Most of us didn’t think we’d get another Bombay Bicycle Club album. After taking a break when they finished touring their stellar 2014 album ‘So Long, See You Tomorrow’, the band announced that they were going on “indefinite hiatus”. And although they ruled out breaking up, for fans it felt pretty final, as the band started to pursue other projects.
In the three years that followed, the group kept busy. Frontman Jack Steadman and bassist Ed Nash both released solo albums – Steadman under the moniker Mr Jukes and Nash as Toothless. Guitarist Jamie MacColl went and got an undergraduate degree (and then a Masters at Cambridge), while drummer Suren de Saram spent his time as a session drummer for artists such as Jessie Ware.
But like all good break-ups, Bombay Bicycle Club’s didn’t stick. Tentative conversations about 10-year anniversary shows for their debut ‘I Had the Blues But I Shook Them Loose’ turned into recording sessions, and three years later, in early 2019, Bombay Bicycle Club reignited the life in many a waning indie fan’s veins by announcing that they were back, back, back.
Band reformations are always a risky business. Yet those anniversary shows were dazzlingly slick – BBC received nothing short of a heroes’ welcome – and comeback single ‘Eat, Sleep, Wake (Nothing But You)’ offered a warm shot of nostalgia. Moving away from the lush sampling of ‘So Long, See You Tomorrow’, it encompassed the soaring melodies of ‘Flaws’ and the post-punk-flecked instrumentation of debut ‘I Had the Blues But I Shook Them Loose’.
Follow-up singles followed suit. ‘I Can Hardly Speak’ is a sparkling cut of jittering indie-rock decorated with stonking brass licks. Title track ‘Everything Else Has Gone Wrong’ acts as a semi-stripped back continuation of the band’s hulking ‘Carry Me’ and the galloping ‘Is It Real’ is stuffed with growling guitars and a rhythm section that wouldn’t sound out of place on a Future Islands record.
Cracks appeared on their third single from the record, the sleepy ‘Racing Stripes’, a sticky ballad that borrows vocals from singer-songwriter Billie Marten and traipses to the finish line. And frustratingly some of these cracks continue into the rest of ‘Everything Else Has Gone Wrong’.
There are moments where it feels like the band have too many ideas to cram onto one record. Take ‘Let You Go’, which fuses the jangling production of ‘So Long, See You Tomorrow’ with glitchy electronic beats, squelchy synths and ethereal backing vocals. Each element works on its own, but when they’re all fused together the results are jumbled and overwhelming. Throughout the song the shimmering instrumentation prepares you for one of the band’s trademark euphoric choruses – which never arrives. ‘People People’ feels equally cluttered, clumsily juxtaposing sweet melodies and lovelorn lyrics with overwhelming synths and clattering percussion.

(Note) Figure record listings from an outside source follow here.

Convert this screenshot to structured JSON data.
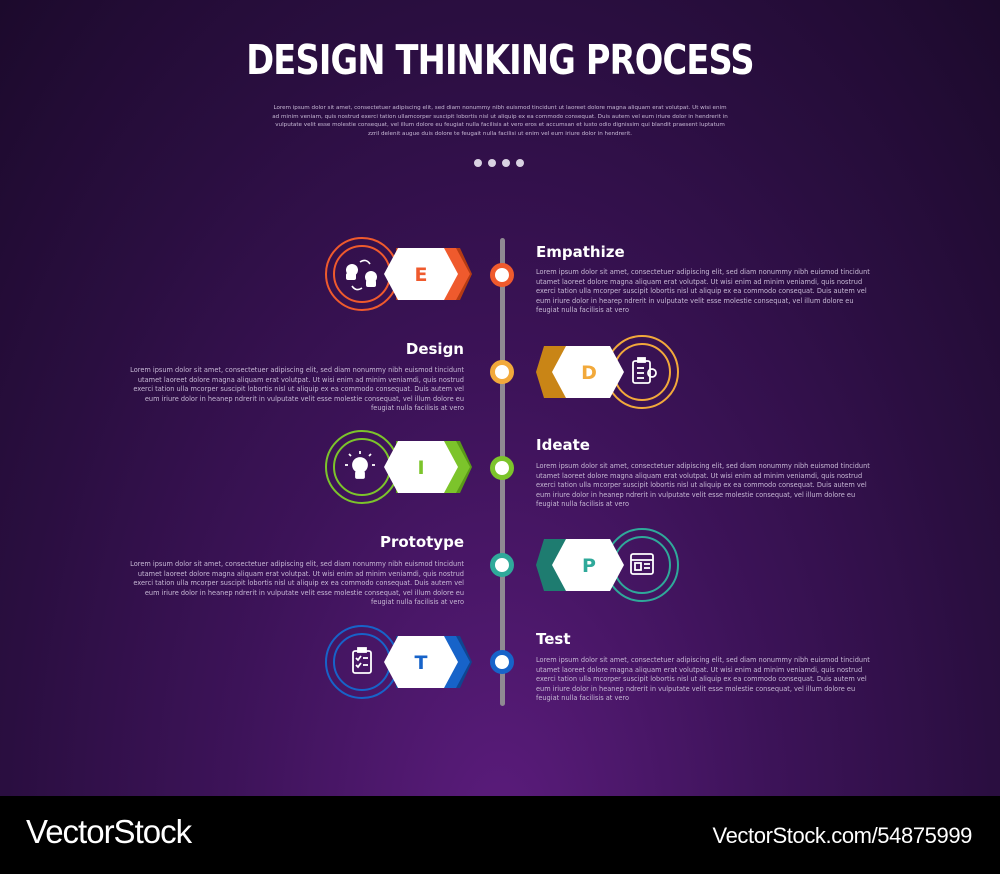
{
  "header": {
    "title": "DESIGN THINKING PROCESS",
    "subtitle": "Lorem ipsum dolor sit amet, consectetuer adipiscing elit, sed diam nonummy nibh euismod tincidunt ut laoreet dolore magna aliquam erat volutpat. Ut wisi enim ad minim veniam, quis nostrud exerci tation ullamcorper suscipit lobortis nisl ut aliquip ex ea commodo consequat. Duis autem vel eum iriure dolor in hendrerit in vulputate velit esse molestie consequat, vel illum dolore eu feugiat nulla facilisis at vero eros et accumsan et iusto odio dignissim qui blandit praesent luptatum zzril delenit augue duis dolore te feugait nulla facilisi ut enim vel eum iriure dolor in hendrerit."
  },
  "colors": {
    "empathize": "#ef5a2d",
    "design": "#f2a93b",
    "ideate": "#7cc42b",
    "prototype": "#2fa99a",
    "test": "#1763c9"
  },
  "steps": [
    {
      "title": "Empathize",
      "letter": "E",
      "icon": "two-heads-icon",
      "description": "Lorem ipsum dolor sit amet, consectetuer adipiscing elit, sed diam nonummy nibh euismod tincidunt utamet laoreet dolore magna aliquam erat volutpat. Ut wisi enim ad minim veniamdi, quis nostrud exerci tation ulla mcorper suscipit lobortis nisl ut aliquip ex ea commodo consequat. Duis autem vel eum iriure dolor in hearep ndrerit in vulputate velit esse molestie consequat, vel illum dolore eu feugiat nulla facilisis at vero"
    },
    {
      "title": "Design",
      "letter": "D",
      "icon": "clipboard-chart-icon",
      "description": "Lorem ipsum dolor sit amet, consectetuer adipiscing elit, sed diam nonummy nibh euismod tincidunt utamet laoreet dolore magna aliquam erat volutpat. Ut wisi enim ad minim veniamdi, quis nostrud exerci tation ulla mcorper suscipit lobortis nisl ut aliquip ex ea commodo consequat. Duis autem vel eum iriure dolor in heanep ndrerit in vulputate velit esse molestie consequat, vel illum dolore eu feugiat nulla facilisis at vero"
    },
    {
      "title": "Ideate",
      "letter": "I",
      "icon": "lightbulb-icon",
      "description": "Lorem ipsum dolor sit amet, consectetuer adipiscing elit, sed diam nonummy nibh euismod tincidunt utamet laoreet dolore magna aliquam erat volutpat. Ut wisi enim ad minim veniamdi, quis nostrud exerci tation ulla mcorper suscipit lobortis nisl ut aliquip ex ea commodo consequat. Duis autem vel eum iriure dolor in heanep ndrerit in vulputate velit esse molestie consequat, vel illum dolore eu feugiat nulla facilisis at vero"
    },
    {
      "title": "Prototype",
      "letter": "P",
      "icon": "blueprint-icon",
      "description": "Lorem ipsum dolor sit amet, consectetuer adipiscing elit, sed diam nonummy nibh euismod tincidunt utamet laoreet dolore magna aliquam erat volutpat. Ut wisi enim ad minim veniamdi, quis nostrud exerci tation ulla mcorper suscipit lobortis nisl ut aliquip ex ea commodo consequat. Duis autem vel eum iriure dolor in heanep ndrerit in vulputate velit esse molestie consequat, vel illum dolore eu feugiat nulla facilisis at vero"
    },
    {
      "title": "Test",
      "letter": "T",
      "icon": "checklist-icon",
      "description": "Lorem ipsum dolor sit amet, consectetuer adipiscing elit, sed diam nonummy nibh euismod tincidunt utamet laoreet dolore magna aliquam erat volutpat. Ut wisi enim ad minim veniamdi, quis nostrud exerci tation ulla mcorper suscipit lobortis nisl ut aliquip ex ea commodo consequat. Duis autem vel eum iriure dolor in heanep ndrerit in vulputate velit esse molestie consequat, vel illum dolore eu feugiat nulla facilisis at vero"
    }
  ],
  "footer": {
    "brand": "VectorStock",
    "url": "VectorStock.com/54875999"
  }
}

It’s infuriating, as there are real moments of excellence on ‘Everything Else Has Gone Wrong’. The invigorating ‘Get Up’ is a sprightly amalgam of glittering saxophone lines, roaring guitars and sky-high layered vocals and the lilting ‘Good Day’ strips back the production, putting the focus on the painfully honest lyrics that perfectly dissect the experience being in your late-20s in 2020: “I just want to have a good day / And I’m the only thing that’s standing in my way”.
Lyrically it feels rawer and more honest than the band have ever been. Gorgeous ‘I Worry Bout You’ is filled with fear that you have for the loved ones in your life (“I know it never shows/but I worry bout you“), the dancehall-tinged ‘Do You Feel Loved?’ scrutinises society’s reliance on social media affirmation (“soft blue light on the bed / Watch ’til your eyes turn red… Do you feel loved?”), while ‘Eat, Sleep, Wake (Nothing But You)’ is filled with dizzy infatuation: “I can’t stick to the path ’cause I dream about nothing but you”.
And it’s these moments of authenticity that are a reminder of what a brilliant band Bombay Bicycle Club can be. And despite a handful of lacklustre moments on the album, ‘Everything Else Has Gone Wrong’ permeates the band’s trademark sound with fresh ideas. Everything else may have gone wrong – but in amongst the chaos it sure is good to have Bombay Bicycle Club back.